2010/01/12

Magic Signatures for Salmon

In writing the spec for Salmon we soon discovered that what we really wanted was S/MIME signatures for the Web.  In other words, given a message, let you sign it with a private key, and let receivers verify the signature using the corresponding public key.  Signing and verifying are pretty well understood, but in practice canonicalizing data and signing is hard to get right.  Making sure that the mechanism adopted is really deployable and interoperable, even in restricted environments, is a top priority for Salmon.

I'm calling this the "Magic Signature" mechanism because it's not really Salmon-specific and you can analyze it without thinking much about Salmon at all.

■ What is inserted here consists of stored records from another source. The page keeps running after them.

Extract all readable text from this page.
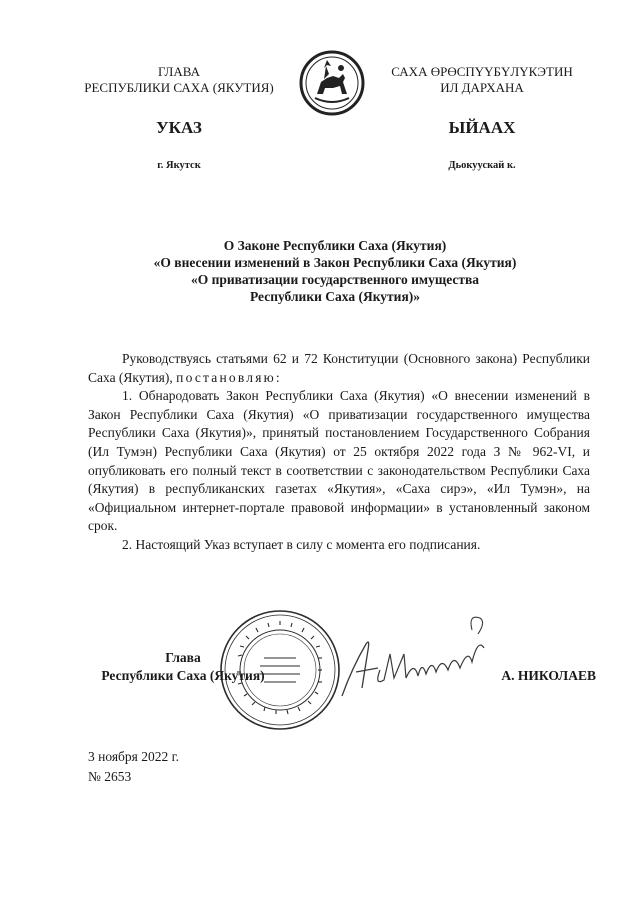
ГЛАВА
РЕСПУБЛИКИ САХА (ЯКУТИЯ)
САХА ӨРӨСПҮҮБҮЛҮКЭТИН
ИЛ ДАРХАНА
УКАЗ	ЫЙААХ
г. Якутск	Дьокуускай к.
О Законе Республики Саха (Якутия)
«О внесении изменений в Закон Республики Саха (Якутия)
«О приватизации государственного имущества
Республики Саха (Якутия)»

Руководствуясь статьями 62 и 72 Конституции (Основного закона) Республики Саха (Якутия), постановляю:

1. Обнародовать Закон Республики Саха (Якутия) «О внесении изменений в Закон Республики Саха (Якутия) «О приватизации государственного имущества Республики Саха (Якутия)», принятый постановлением Государственного Собрания (Ил Тумэн) Республики Саха (Якутия) от 25 октября 2022 года З № 962-VI, и опубликовать его полный текст в соответствии с законодательством Республики Саха (Якутия) в республиканских газетах «Якутия», «Саха сирэ», «Ил Тумэн», на «Официальном интернет-портале правовой информации» в установленный законом срок.

2. Настоящий Указ вступает в силу с момента его подписания.

Глава
Республики Саха (Якутия)	А. НИКОЛАЕВ
3 ноября 2022 г.
№ 2653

One of the reasons why this is hard is because of the abstraction layers that we have in place in our software.  For example, encryption algorithms operate on byte sequences, but a given XML document can have many different byte sequence serialized forms.  Even JSON isn't immune to this, though mandating UTF-8 certainly helps.  So, the first thing to make really simple is the serialization format.  Here's the Magic Signature serialization algorithm:
b64_data = urlsafe_b64_enc(utf8text)
In other words, serialize your data however your libraries let you into utf8 text, then base64 encode the resulting bytes, using the url safe variant of base64.  That's the actual string you sign, and it's nearly impossible to mess up that string as it's 7 bit ASCII, uses no characters known to ever be escaped by anything, and is mostly an uninterpreted blob of text as far as your libraries and transport layers are concerned.  The one caveat is that some transports may need to insert linebreaks/whitespace due to line length limits -- this can be solved by squeezing out all whitespace (which is never part of the data) before signing or validating.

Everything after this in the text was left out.